A new ERC Advanced Grant “DEVENDRA” starts 1. April 2023
News from Jun 28, 2023
The chemical weathering of rocks on the Earth’s surface draws down atmospheric CO2, balancing emissions from volcanoes and maintaining habitable temperatures. Basalt and carbonate rocks are particularly crucial in this balance, because they are efficiently weathered. To formulate sensitivities and feedbacks between weathering of these rocks and climate, we need an accurate description of the exact processes that drive the conversion of rock to soil by weathering. Besides water flow, erosion rate and vegetation are thought to exercise significant control. The chemical composition of water flowing in rivers are commonly used to infer the weathering rates. Currently, however, we lack the tools needed to decipher the underlying controls when rock turns to soil, because the preferred approach used to quantify erosion and weathering rates – cosmogenic nuclides, produced in situ in quartz – does not work in basalt and carbonate lithologies.

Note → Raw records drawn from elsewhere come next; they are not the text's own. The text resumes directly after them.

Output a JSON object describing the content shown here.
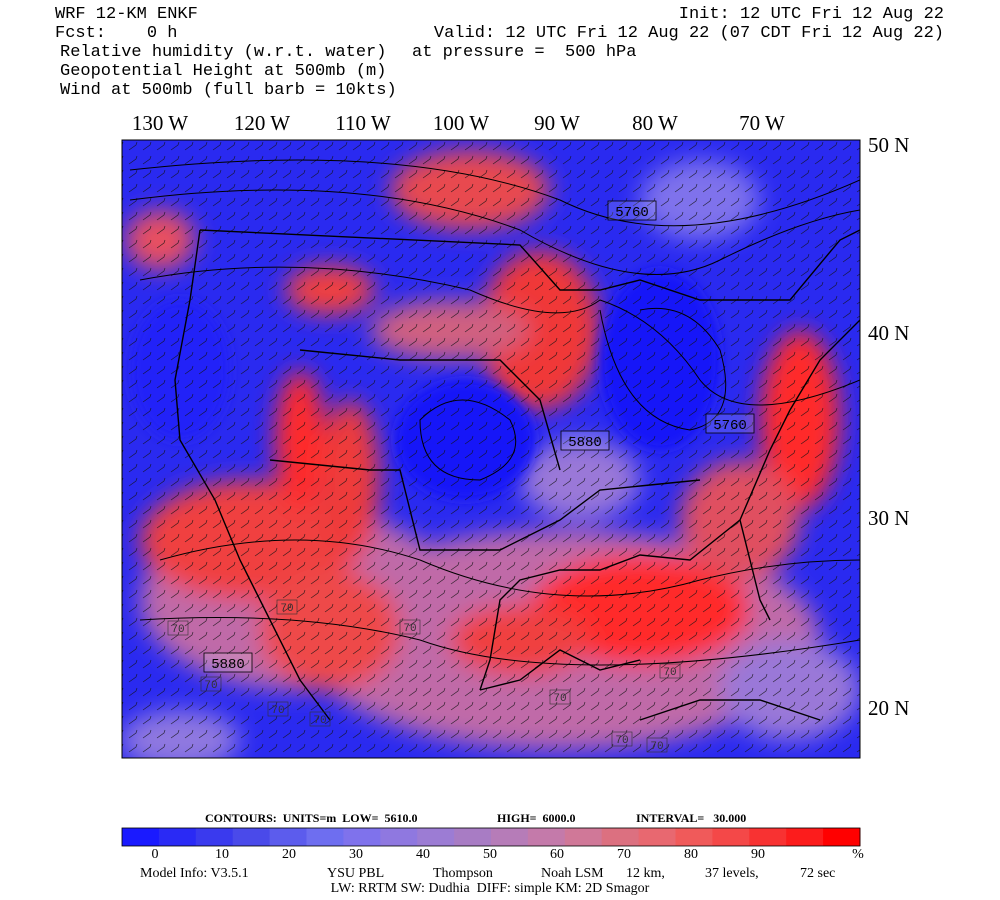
{
  "header": {
    "left": [
      "WRF 12-KM ENKF",
      "Fcst:    0 h",
      "Relative humidity (w.r.t. water)",
      "Geopotential Height at 500mb (m)",
      "Wind at 500mb (full barb = 10kts)"
    ],
    "right": [
      "Init: 12 UTC Fri 12 Aug 22",
      "Valid: 12 UTC Fri 12 Aug 22 (07 CDT Fri 12 Aug 22)",
      "at pressure =  500 hPa"
    ]
  },
  "map": {
    "lon_labels": [
      "130 W",
      "120 W",
      "110 W",
      "100 W",
      "90 W",
      "80 W",
      "70 W"
    ],
    "lat_labels": [
      "50 N",
      "40 N",
      "30 N",
      "20 N"
    ],
    "contour_labels": [
      "5760",
      "5880",
      "5760",
      "5880"
    ],
    "rh_labels": [
      "70",
      "70",
      "70",
      "70",
      "70",
      "70",
      "70",
      "70",
      "70",
      "70"
    ]
  },
  "footer": {
    "contours": [
      "CONTOURS:  UNITS=m  LOW=  5610.0",
      "HIGH=  6000.0",
      "INTERVAL=   30.000"
    ],
    "colorbar": {
      "colors": [
        "#1a1aff",
        "#2a2af5",
        "#3a3aee",
        "#4a4aea",
        "#5c5ced",
        "#6e6ef0",
        "#7f72ec",
        "#8f78e0",
        "#9c7cd4",
        "#a87cc4",
        "#b67cb8",
        "#c47aaa",
        "#d07898",
        "#dc7080",
        "#e86870",
        "#f05a5a",
        "#f44848",
        "#f83232",
        "#fc1c1c",
        "#ff0000"
      ],
      "labels": [
        "0",
        "10",
        "20",
        "30",
        "40",
        "50",
        "60",
        "70",
        "80",
        "90",
        "%"
      ]
    },
    "model_info": [
      "Model Info: V3.5.1",
      "YSU PBL",
      "Thompson",
      "Noah LSM",
      "12 km,",
      "37 levels,",
      "72 sec"
    ],
    "physics": "LW: RRTM SW: Dudhia  DIFF: simple KM: 2D Smagor"
  }
}
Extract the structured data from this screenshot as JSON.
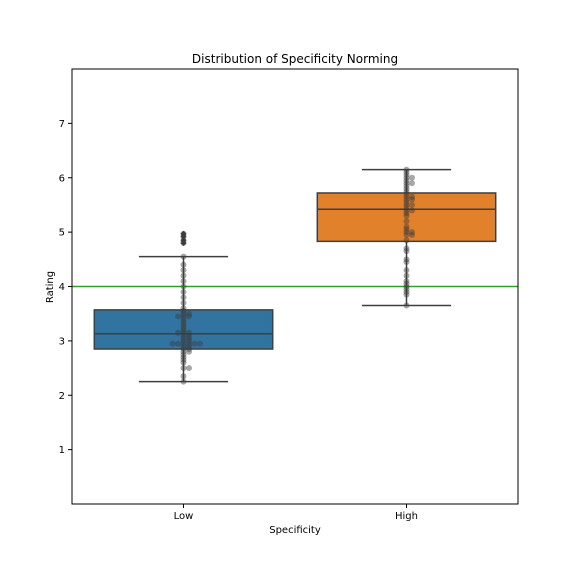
{
  "chart_data": {
    "type": "box",
    "title": "Distribution of Specificity Norming",
    "xlabel": "Specificity",
    "ylabel": "Rating",
    "categories": [
      "Low",
      "High"
    ],
    "ylim": [
      0,
      8
    ],
    "yticks": [
      1,
      2,
      3,
      4,
      5,
      6,
      7
    ],
    "grid": false,
    "reference_line": {
      "y": 4.0,
      "color": "#2ca02c"
    },
    "boxes": [
      {
        "category": "Low",
        "color": "#3274a1",
        "whisker_low": 2.25,
        "q1": 2.85,
        "median": 3.13,
        "q3": 3.57,
        "whisker_high": 4.55,
        "outliers": [
          4.8,
          4.85,
          4.92,
          4.97
        ]
      },
      {
        "category": "High",
        "color": "#e1812c",
        "whisker_low": 3.65,
        "q1": 4.83,
        "median": 5.42,
        "q3": 5.72,
        "whisker_high": 6.15,
        "outliers": []
      }
    ],
    "swarm": [
      {
        "category": "Low",
        "values": [
          2.25,
          2.35,
          2.5,
          2.5,
          2.6,
          2.65,
          2.7,
          2.75,
          2.8,
          2.8,
          2.85,
          2.85,
          2.9,
          2.9,
          2.95,
          2.95,
          2.95,
          2.95,
          2.95,
          2.95,
          3.0,
          3.0,
          3.05,
          3.05,
          3.1,
          3.1,
          3.15,
          3.15,
          3.15,
          3.2,
          3.25,
          3.3,
          3.35,
          3.4,
          3.45,
          3.45,
          3.45,
          3.5,
          3.5,
          3.55,
          3.6,
          3.7,
          3.8,
          3.9,
          4.0,
          4.1,
          4.2,
          4.3,
          4.4,
          4.55,
          4.8,
          4.85,
          4.92,
          4.97
        ]
      },
      {
        "category": "High",
        "values": [
          3.65,
          3.85,
          3.9,
          3.95,
          4.0,
          4.05,
          4.1,
          4.2,
          4.3,
          4.45,
          4.5,
          4.65,
          4.7,
          4.85,
          4.95,
          4.95,
          5.0,
          5.0,
          5.05,
          5.1,
          5.2,
          5.3,
          5.35,
          5.4,
          5.4,
          5.45,
          5.5,
          5.5,
          5.55,
          5.6,
          5.6,
          5.65,
          5.65,
          5.7,
          5.75,
          5.8,
          5.85,
          5.9,
          5.9,
          5.95,
          6.0,
          6.0,
          6.05,
          6.1,
          6.15
        ]
      }
    ]
  }
}
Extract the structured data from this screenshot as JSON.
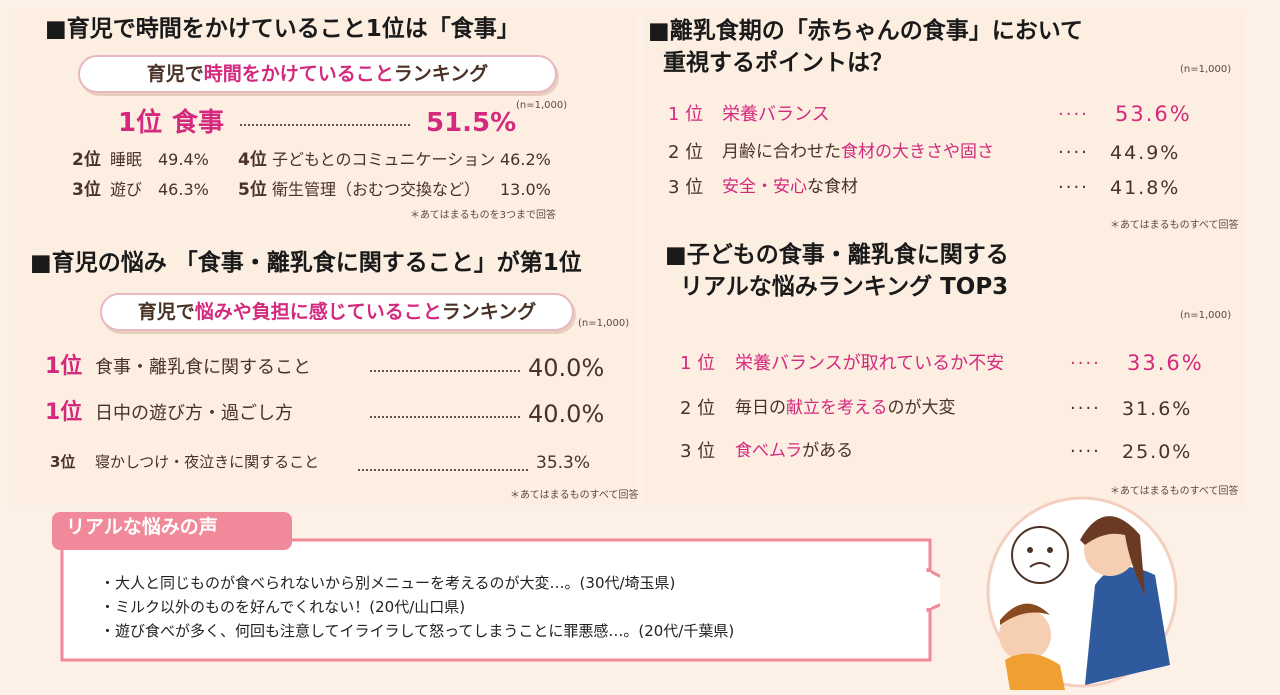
{
  "section1": {
    "heading": "■育児で時間をかけていること1位は「食事」",
    "banner": [
      {
        "text": "育児で",
        "highlight": false
      },
      {
        "text": "時間をかけていること",
        "highlight": true
      },
      {
        "text": "ランキング",
        "highlight": false
      }
    ],
    "n": "(n=1,000)",
    "top": {
      "rank": "1位",
      "item": "食事",
      "value": "51.5%"
    },
    "others": [
      {
        "rank": "2位",
        "item": "睡眠",
        "value": "49.4%"
      },
      {
        "rank": "4位",
        "item": "子どもとのコミュニケーション",
        "value": "46.2%"
      },
      {
        "rank": "3位",
        "item": "遊び",
        "value": "46.3%"
      },
      {
        "rank": "5位",
        "item": "衛生管理（おむつ交換など）",
        "value": "13.0%"
      }
    ],
    "note": "＊あてはまるものを3つまで回答"
  },
  "section2": {
    "heading": "■育児の悩み 「食事・離乳食に関すること」が第1位",
    "banner": [
      {
        "text": "育児で",
        "highlight": false
      },
      {
        "text": "悩みや負担に感じていること",
        "highlight": true
      },
      {
        "text": "ランキング",
        "highlight": false
      }
    ],
    "n": "(n=1,000)",
    "items": [
      {
        "rank": "1位",
        "item": "食事・離乳食に関すること",
        "value": "40.0%"
      },
      {
        "rank": "1位",
        "item": "日中の遊び方・過ごし方",
        "value": "40.0%"
      },
      {
        "rank": "3位",
        "item": "寝かしつけ・夜泣きに関すること",
        "value": "35.3%"
      }
    ],
    "note": "＊あてはまるものすべて回答"
  },
  "section3": {
    "heading": [
      "■離乳食期の「赤ちゃんの食事」において",
      "重視するポイントは？"
    ],
    "n": "(n=1,000)",
    "items": [
      {
        "rank": "1 位",
        "item": [
          {
            "text": "栄養バランス",
            "highlight": true
          }
        ],
        "value": "53.6%"
      },
      {
        "rank": "2 位",
        "item": [
          {
            "text": "月齢に合わせた",
            "highlight": false
          },
          {
            "text": "食材の大きさや固さ",
            "highlight": true
          }
        ],
        "value": "44.9%"
      },
      {
        "rank": "3 位",
        "item": [
          {
            "text": "安全・安心",
            "highlight": true
          },
          {
            "text": "な食材",
            "highlight": false
          }
        ],
        "value": "41.8%"
      }
    ],
    "note": "＊あてはまるものすべて回答"
  },
  "section4": {
    "heading": [
      "■子どもの食事・離乳食に関する",
      "リアルな悩みランキング TOP3"
    ],
    "n": "(n=1,000)",
    "items": [
      {
        "rank": "1 位",
        "item": [
          {
            "text": "栄養バランスが取れているか不安",
            "highlight": true
          }
        ],
        "value": "33.6%"
      },
      {
        "rank": "2 位",
        "item": [
          {
            "text": "毎日の",
            "highlight": false
          },
          {
            "text": "献立を考える",
            "highlight": true
          },
          {
            "text": "のが大変",
            "highlight": false
          }
        ],
        "value": "31.6%"
      },
      {
        "rank": "3 位",
        "item": [
          {
            "text": "食べムラ",
            "highlight": true
          },
          {
            "text": "がある",
            "highlight": false
          }
        ],
        "value": "25.0%"
      }
    ],
    "note": "＊あてはまるものすべて回答"
  },
  "voices": {
    "title": "リアルな悩みの声",
    "lines": [
      "・大人と同じものが食べられないから別メニューを考えるのが大変…。(30代/埼玉県)",
      "・ミルク以外のものを好んでくれない！(20代/山口県)",
      "・遊び食べが多く、何回も注意してイライラして怒ってしまうことに罪悪感…。(20代/千葉県)"
    ]
  }
}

The aim of DEVENDRA, dedicated to the pioneer of cosmogenic nuclide geochemistry Devendra Lal (1920 – 2012), is to eliminate this blind spot using a novel method never applied to basalt and carbonate lithologies: the ratio of cosmogenic beryllium-10 rained out from the atmosphere to stable beryllium-9 released by weathering. DEVENDRA will develop this system as a novel erosion and weathering rate meter for these rocks, and will use this new method to calibrate – using globally-distributed soil profiles and catchments of differing climate and erosion rate – the laws that govern weathering and CO2 drawdown in these rocks. The outcomes from DEVENDRA will refine the global weathering models that are used to understand Earth’s carbon cycle on geological time scales, to predict the trajectory of anthropogenic CO2 in coming centuries, and to estimate the potential for negative CO2 emissions by artificially-enhanced weathering of basalts.